It is not just the likes of Boris Johnson that are getting hot under the collar over the EU referendum vote in June. If the UK votes to leave it could have big ramifications on the on-trade and the supply base that supports it.
After a period of unprecedented growth across the restaurant sector it is not surprising the brake is starting to be applied as we move further in to what is proving to be already an uncertain 2016.
The overall economic instability will only intensify as the country braces itself for the European Union referendum on June 23. Closer to home there is also the impacts the new Living Wage and rises to the National Minimum Wage will have on the on-trade to fathom.
All of which is being played out against what the Chancellor, George Osborne, as an overall “disruptive” and “highly uncertain” global economy.
This slowdown in the on-trade is reflected in the latest figures from Coffer Peach Tracker, which shows growth, across the 31 managed pub and restaurant groups it follows, flatten in February. This, it said, demonstrated “growing sense in the market that 2016 will be a tougher year than last”.
Its February figures show a 0.0% like-for-like sales rate for February against the same period last year. London, however, continues to buck the trend with like-for-likes up 0.9%, against a 0.3% decline in the rest of the country.
Peter Martin, vice-president of CGA Peach, the on-trade insights consultancy which runs the Tracker alongside the Coffer Group, RSM and UBS, said: “The numbers will be a disappointment for the sector, coming on the back of a bright start to the year, with January like-for-likes up 1.9%, but they reflect a growing sense in the market that 2016 will be a tougher year than last.”
Openings across the country
That said there is still plenty of activity around the country, with total sales in February up 3.2% year-on-year, driven by new openings outside of London.
“However, we are also seeing the rate of restaurant openings slow this year, as the market perhaps becomes a little more cautious,” added Martin.
“Casual dining chains collectively also did better than the wider pub and bar market, with like-for-likes up 1.6% on February 2016 against a 0.8% fall for managed pubs.”
This is still, however, a sector very much on the front foot. Of the 260 senior executives covered by the CGA Peach Business Leaders survey, it shows 75% are either optimistic or very optimistic about the year ahead.

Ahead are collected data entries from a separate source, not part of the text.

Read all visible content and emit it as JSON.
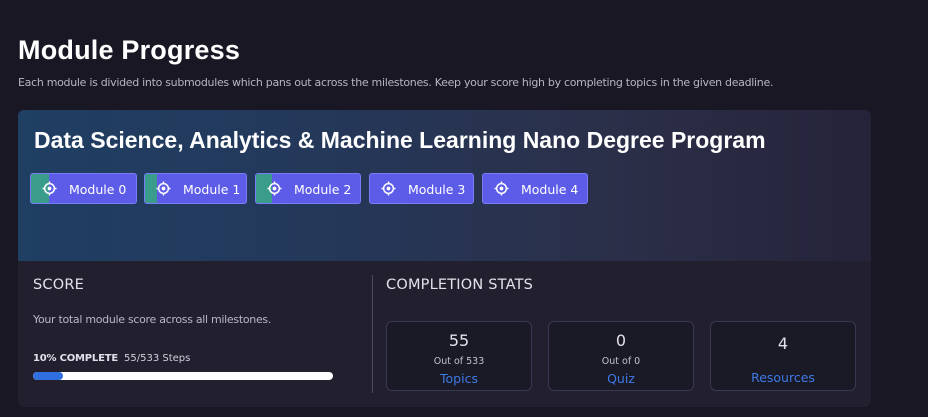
{
  "page": {
    "title": "Module Progress",
    "subtitle": "Each module is divided into submodules which pans out across the milestones. Keep your score high by completing topics in the given deadline."
  },
  "program": {
    "title": "Data Science, Analytics & Machine Learning Nano Degree Program",
    "modules": [
      {
        "label": "Module 0",
        "icon": "target-icon",
        "progress": 0.17
      },
      {
        "label": "Module 1",
        "icon": "target-icon",
        "progress": 0.12
      },
      {
        "label": "Module 2",
        "icon": "target-icon",
        "progress": 0.15
      },
      {
        "label": "Module 3",
        "icon": "target-icon",
        "progress": 0
      },
      {
        "label": "Module 4",
        "icon": "target-icon",
        "progress": 0
      }
    ]
  },
  "score": {
    "heading": "SCORE",
    "description": "Your total module score across all milestones.",
    "percent_label": "10% COMPLETE",
    "steps_label": "55/533 Steps",
    "progress": 0.1
  },
  "stats": {
    "heading": "COMPLETION STATS",
    "items": [
      {
        "value": "55",
        "sub": "Out of 533",
        "link": "Topics"
      },
      {
        "value": "0",
        "sub": "Out of 0",
        "link": "Quiz"
      },
      {
        "value": "4",
        "sub": "",
        "link": "Resources"
      }
    ]
  },
  "colors": {
    "background": "#191724",
    "chip": "#5c5ce9",
    "chip_progress": "#3a9c8a",
    "link": "#3e7ae6",
    "progress_bar": "#2f6fe0"
  }
}
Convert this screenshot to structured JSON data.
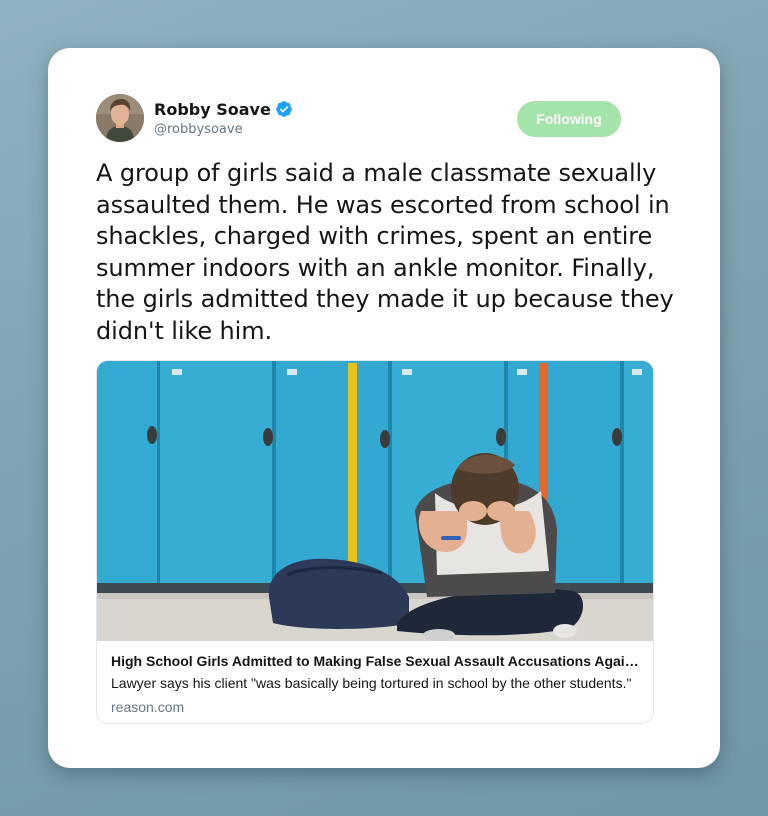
{
  "tweet": {
    "author": {
      "display_name": "Robby Soave",
      "handle": "@robbysoave",
      "verified": true,
      "verified_color": "#1da1f2"
    },
    "follow_button": {
      "label": "Following",
      "color": "#a4e3a9"
    },
    "text": "A group of girls said a male classmate sexually assaulted them. He was escorted from school in shackles, charged with crimes, spent an entire summer indoors with an ankle monitor. Finally, the girls admitted they made it up because they didn't like him.",
    "link_card": {
      "title": "High School Girls Admitted to Making False Sexual Assault Accusations Against a Classmate",
      "description": "Lawyer says his client \"was basically being tortured in school by the other students.\"",
      "domain": "reason.com"
    }
  }
}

This is tempered a little as it is down on the 93% level from this time in 2015.
Steady as she goes
The sector can still expect like-for-likes running at 1.7% up for the 12 months to February 2017, with encouragingly the rest of the country performing slightly better than London.
Trevor Watson, executive director, valuations, at Davis Coffer Lyons, said: “In spite of insatiable operator demand for sites, the rate of new openings does appear to be slowing slightly, which is a trend we expect to see continue for much of 2016. Although consumer confidence is steady, we expect to see some business investment decisions held back until after the referendum, which could lead to increased corporate activity in quarter three and quarter four of 2016.”
Paul Newman, head of leisure and hospitality at RSM, said: “Although disappointing, it comes as no real surprise that the surge in supply and convergence across eating and drinking-out formats is now starting to slow growth and put downward pressure on like-for-like sales. Competition among operators is set to intensify and the winners will be those who can best balance site expansion with innovative menu development and competitive pricing.”